Levine talked to NPR's Audie Cornish about zombie symbolism, teen alienation and how he became a staunch defender of Twilight fans everywhere.

Interview Highlights

On zombies as symbols of modern self-involvement

"Issac Marion [author of the novel Warm Bodies] wrote this wonderful book, and this guy was stuck in this airport, and I thought it was this very clever commentary on commercialism. There's this other moment in the beginning of the movie when we show all these people in the airport, just kinda on their cellphones, just wandering around almost bumping into each other. [We wanted] to illustrate the point that ... you can look around an airport today and see a lot of zombies, whether they're brain eaters or not — that there were a lot of people just locked into their own internal boxes. And so you know, every time I'm in an airport now, it's kind of been ruined for me."

On why teens can identify with zombies

"I think that's the great thing about zombies. ... Going back to even Night of the Living Dead, they've always been a tool for holding up a mirror to us and showing us something about ourselves that we might not otherwise know. And I thought the brilliance of this book — and what I wanted to translate into the screenplay — was like, 'Yeah, being a zombie is not that different from being a shy kid.' You're trapped in your own body. Like, this guy thinks he's a total loser, and his internal monologue reflects that. He's totally incoherent and unable to articulate himself in front of this beautiful girl, and I sort of could identify. It reminded me of the protagonists in a lot of John Hughes movies that I loved growing up, and I thought it was just such a clever way to address that kind of character in a way I hadn't seen before."

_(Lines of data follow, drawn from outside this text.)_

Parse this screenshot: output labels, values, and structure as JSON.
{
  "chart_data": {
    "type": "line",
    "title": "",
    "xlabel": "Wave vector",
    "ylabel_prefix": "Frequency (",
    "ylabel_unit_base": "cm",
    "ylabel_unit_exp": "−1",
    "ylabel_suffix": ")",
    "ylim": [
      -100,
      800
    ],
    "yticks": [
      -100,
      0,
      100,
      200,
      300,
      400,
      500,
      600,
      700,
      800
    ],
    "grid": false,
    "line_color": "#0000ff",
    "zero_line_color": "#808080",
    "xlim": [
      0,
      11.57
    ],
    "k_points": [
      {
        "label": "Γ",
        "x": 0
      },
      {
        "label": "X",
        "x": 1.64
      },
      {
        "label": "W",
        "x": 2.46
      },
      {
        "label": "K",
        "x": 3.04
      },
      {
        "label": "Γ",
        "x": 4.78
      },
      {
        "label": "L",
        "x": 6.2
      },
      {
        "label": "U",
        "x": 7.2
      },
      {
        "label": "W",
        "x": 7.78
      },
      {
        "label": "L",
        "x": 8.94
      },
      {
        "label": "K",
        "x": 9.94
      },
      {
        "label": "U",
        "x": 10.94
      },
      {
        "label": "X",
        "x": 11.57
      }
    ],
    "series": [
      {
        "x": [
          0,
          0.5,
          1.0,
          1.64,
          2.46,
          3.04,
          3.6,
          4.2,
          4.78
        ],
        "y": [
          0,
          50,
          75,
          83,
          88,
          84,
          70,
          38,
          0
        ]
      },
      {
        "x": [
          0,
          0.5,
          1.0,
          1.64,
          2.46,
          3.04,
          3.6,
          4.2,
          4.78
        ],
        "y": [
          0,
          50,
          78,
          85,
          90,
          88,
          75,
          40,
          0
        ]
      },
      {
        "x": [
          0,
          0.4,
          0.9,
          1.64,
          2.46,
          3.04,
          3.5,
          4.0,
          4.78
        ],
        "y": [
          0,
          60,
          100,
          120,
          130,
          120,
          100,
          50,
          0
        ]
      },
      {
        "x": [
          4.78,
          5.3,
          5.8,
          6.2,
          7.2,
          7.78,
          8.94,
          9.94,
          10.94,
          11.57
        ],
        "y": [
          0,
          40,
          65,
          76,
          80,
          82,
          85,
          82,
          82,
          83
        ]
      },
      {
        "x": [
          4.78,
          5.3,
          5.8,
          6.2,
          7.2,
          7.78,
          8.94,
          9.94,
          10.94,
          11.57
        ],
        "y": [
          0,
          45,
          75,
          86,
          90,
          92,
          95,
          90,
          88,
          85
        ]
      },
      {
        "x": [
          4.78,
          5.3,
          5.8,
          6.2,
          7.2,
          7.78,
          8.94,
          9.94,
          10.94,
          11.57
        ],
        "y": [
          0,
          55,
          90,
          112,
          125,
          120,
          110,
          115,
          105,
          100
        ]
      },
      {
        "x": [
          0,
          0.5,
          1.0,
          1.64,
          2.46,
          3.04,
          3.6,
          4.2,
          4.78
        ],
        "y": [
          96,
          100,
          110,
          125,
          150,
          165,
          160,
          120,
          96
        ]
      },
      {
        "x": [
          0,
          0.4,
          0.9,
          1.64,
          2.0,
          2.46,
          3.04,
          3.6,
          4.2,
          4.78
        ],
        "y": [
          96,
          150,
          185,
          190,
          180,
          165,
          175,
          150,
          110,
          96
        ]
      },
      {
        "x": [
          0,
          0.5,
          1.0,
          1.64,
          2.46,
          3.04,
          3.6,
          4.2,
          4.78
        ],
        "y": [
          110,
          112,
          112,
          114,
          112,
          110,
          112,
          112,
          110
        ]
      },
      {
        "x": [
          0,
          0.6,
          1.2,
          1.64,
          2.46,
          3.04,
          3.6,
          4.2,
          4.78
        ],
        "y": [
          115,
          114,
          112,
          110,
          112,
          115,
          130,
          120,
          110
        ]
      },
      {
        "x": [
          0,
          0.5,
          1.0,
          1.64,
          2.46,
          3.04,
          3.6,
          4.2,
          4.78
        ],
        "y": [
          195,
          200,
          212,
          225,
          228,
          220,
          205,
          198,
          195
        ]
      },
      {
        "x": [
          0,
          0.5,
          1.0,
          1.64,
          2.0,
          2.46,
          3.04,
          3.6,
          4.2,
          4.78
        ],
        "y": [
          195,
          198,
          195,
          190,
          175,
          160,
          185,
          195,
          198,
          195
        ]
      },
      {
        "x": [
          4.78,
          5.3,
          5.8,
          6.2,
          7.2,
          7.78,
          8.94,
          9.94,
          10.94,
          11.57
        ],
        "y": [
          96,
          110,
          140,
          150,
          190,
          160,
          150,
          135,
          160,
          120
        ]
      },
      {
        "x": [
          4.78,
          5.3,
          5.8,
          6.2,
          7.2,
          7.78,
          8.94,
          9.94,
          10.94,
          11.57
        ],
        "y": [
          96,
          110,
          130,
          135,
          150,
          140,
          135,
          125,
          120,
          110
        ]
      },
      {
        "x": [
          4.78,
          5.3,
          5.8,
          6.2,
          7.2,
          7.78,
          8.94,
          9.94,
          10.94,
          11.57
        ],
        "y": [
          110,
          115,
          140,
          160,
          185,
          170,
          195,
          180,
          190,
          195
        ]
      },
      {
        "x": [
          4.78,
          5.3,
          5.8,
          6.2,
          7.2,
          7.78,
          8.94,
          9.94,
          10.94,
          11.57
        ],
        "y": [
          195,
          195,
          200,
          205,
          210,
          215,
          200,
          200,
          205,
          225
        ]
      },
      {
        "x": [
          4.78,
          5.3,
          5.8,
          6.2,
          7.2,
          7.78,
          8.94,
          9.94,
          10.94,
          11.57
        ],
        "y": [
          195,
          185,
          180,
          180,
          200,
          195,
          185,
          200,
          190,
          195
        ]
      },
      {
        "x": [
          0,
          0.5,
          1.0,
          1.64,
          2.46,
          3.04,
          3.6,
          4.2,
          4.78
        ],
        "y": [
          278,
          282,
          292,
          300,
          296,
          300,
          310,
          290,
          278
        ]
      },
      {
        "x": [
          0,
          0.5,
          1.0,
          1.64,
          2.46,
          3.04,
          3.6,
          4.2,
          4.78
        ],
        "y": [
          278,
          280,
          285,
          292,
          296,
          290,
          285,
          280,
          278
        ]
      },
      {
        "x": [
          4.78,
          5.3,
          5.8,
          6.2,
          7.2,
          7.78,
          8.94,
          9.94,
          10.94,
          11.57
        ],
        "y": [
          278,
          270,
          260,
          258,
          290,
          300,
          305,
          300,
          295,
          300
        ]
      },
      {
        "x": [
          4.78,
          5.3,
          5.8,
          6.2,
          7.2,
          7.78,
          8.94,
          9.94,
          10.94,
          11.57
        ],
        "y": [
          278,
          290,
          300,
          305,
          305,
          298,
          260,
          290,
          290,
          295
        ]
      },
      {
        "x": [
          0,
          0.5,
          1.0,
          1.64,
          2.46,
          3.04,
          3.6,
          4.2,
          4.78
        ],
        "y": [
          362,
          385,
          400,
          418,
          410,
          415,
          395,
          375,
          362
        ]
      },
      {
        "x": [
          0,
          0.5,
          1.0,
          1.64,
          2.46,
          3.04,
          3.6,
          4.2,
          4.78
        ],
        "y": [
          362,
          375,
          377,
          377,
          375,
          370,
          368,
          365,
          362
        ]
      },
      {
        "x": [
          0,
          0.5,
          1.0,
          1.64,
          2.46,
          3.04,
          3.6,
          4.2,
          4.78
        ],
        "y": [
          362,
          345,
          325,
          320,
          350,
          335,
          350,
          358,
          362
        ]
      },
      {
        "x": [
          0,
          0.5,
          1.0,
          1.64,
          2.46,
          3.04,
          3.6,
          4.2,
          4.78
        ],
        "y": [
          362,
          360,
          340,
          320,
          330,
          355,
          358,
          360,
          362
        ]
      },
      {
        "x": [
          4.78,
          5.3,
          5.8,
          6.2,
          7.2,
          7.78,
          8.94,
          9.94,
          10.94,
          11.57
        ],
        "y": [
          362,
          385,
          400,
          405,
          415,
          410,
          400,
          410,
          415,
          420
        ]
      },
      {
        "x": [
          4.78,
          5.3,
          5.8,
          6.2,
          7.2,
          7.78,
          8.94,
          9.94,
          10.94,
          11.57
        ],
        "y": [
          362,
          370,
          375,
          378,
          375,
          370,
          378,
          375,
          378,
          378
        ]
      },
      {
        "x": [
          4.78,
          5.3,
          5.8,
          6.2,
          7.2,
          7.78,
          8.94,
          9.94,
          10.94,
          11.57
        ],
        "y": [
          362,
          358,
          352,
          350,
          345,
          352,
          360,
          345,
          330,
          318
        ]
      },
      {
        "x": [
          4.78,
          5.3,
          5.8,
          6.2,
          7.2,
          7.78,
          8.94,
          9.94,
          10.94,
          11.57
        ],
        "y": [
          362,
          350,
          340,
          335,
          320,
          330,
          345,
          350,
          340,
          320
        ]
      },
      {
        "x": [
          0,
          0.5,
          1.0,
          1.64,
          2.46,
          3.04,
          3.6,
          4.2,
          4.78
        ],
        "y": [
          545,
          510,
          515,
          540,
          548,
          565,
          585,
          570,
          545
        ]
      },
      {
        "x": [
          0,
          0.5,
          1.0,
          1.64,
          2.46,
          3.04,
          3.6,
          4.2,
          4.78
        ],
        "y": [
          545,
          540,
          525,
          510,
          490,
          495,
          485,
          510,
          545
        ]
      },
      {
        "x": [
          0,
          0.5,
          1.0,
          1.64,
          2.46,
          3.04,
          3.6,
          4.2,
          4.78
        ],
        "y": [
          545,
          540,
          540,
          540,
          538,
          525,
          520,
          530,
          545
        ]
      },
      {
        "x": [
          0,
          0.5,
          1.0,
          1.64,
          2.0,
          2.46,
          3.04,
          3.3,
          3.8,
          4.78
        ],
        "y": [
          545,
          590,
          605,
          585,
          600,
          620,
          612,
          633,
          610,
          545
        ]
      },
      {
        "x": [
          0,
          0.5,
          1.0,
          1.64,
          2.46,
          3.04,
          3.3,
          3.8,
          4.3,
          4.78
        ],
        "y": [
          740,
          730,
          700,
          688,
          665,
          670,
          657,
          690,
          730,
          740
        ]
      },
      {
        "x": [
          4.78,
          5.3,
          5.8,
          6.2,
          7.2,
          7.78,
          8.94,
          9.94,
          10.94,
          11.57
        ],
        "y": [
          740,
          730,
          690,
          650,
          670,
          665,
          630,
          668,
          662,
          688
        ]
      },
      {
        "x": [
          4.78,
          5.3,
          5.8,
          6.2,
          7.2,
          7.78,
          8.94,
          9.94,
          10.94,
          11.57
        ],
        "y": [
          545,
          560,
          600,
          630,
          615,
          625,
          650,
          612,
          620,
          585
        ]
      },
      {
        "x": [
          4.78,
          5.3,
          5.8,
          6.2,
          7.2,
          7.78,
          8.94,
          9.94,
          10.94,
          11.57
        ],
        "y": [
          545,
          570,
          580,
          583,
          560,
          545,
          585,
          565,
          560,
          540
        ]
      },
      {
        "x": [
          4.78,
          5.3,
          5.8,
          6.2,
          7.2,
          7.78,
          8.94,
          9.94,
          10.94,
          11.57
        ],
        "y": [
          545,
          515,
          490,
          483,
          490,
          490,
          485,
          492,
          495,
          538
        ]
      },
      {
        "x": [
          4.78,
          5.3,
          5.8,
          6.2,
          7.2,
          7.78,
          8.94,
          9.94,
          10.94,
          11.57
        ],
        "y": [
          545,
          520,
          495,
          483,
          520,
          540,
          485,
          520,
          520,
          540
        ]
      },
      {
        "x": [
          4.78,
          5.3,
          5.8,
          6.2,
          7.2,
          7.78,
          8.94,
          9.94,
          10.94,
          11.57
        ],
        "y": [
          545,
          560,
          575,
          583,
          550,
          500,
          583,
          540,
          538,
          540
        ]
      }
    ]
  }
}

On how Warm Bodies is just a story of a (dead) guy and a girl

"The voice-over really took a lot of calibration to find that place where it felt like it could just be a guy and a girl. That was something that was really important to me about the movie, was I wanted to — even though it's a zombie in a post-apocalyptic world and all that stuff — I wanted to distill it to the fact that it was a guy and a girl, and we had to kind of calibrate that voice-over to find the right tone a lot."

On being compared to (and defending) Twilight

"I've been dealing with those comparisons for like a month now, and at first I kind of resented them because I felt like it made us sound like, we're some cynical you know, ' Twilight's over and now we're gonna get these young girls and they're all gonna watch our movie cause they have nothing else to watch.' Which I thought was — you know, this movie came from such a pure kind of creative place that ... I resented that notion.

"But now I'm starting to feel bad for the Twilightfans and I want to defend them, because there's this kind of like, inherent — whenever something is compared to Twilight,there's this kind of unspoken pejorative thing about it. And I think that for me, that the Twilightfans — you know we always said we'd be lucky to get like a fraction of the fan base they have; they're so devoted and they're so rabid and loving of these characters that I think that you have to respect it.

"As much as I didn't like the comparison because I felt like it made us sound like some cynical attempt to capitalize on a trend, now I'm a staunch defender of Twilightfans everywhere. And I'm Team Edward, by the way.

"Whatever your taste is, there's a lot of people who love those movies and there's a lot of people incredibly devoted to those movies. And I think it's not nice to them."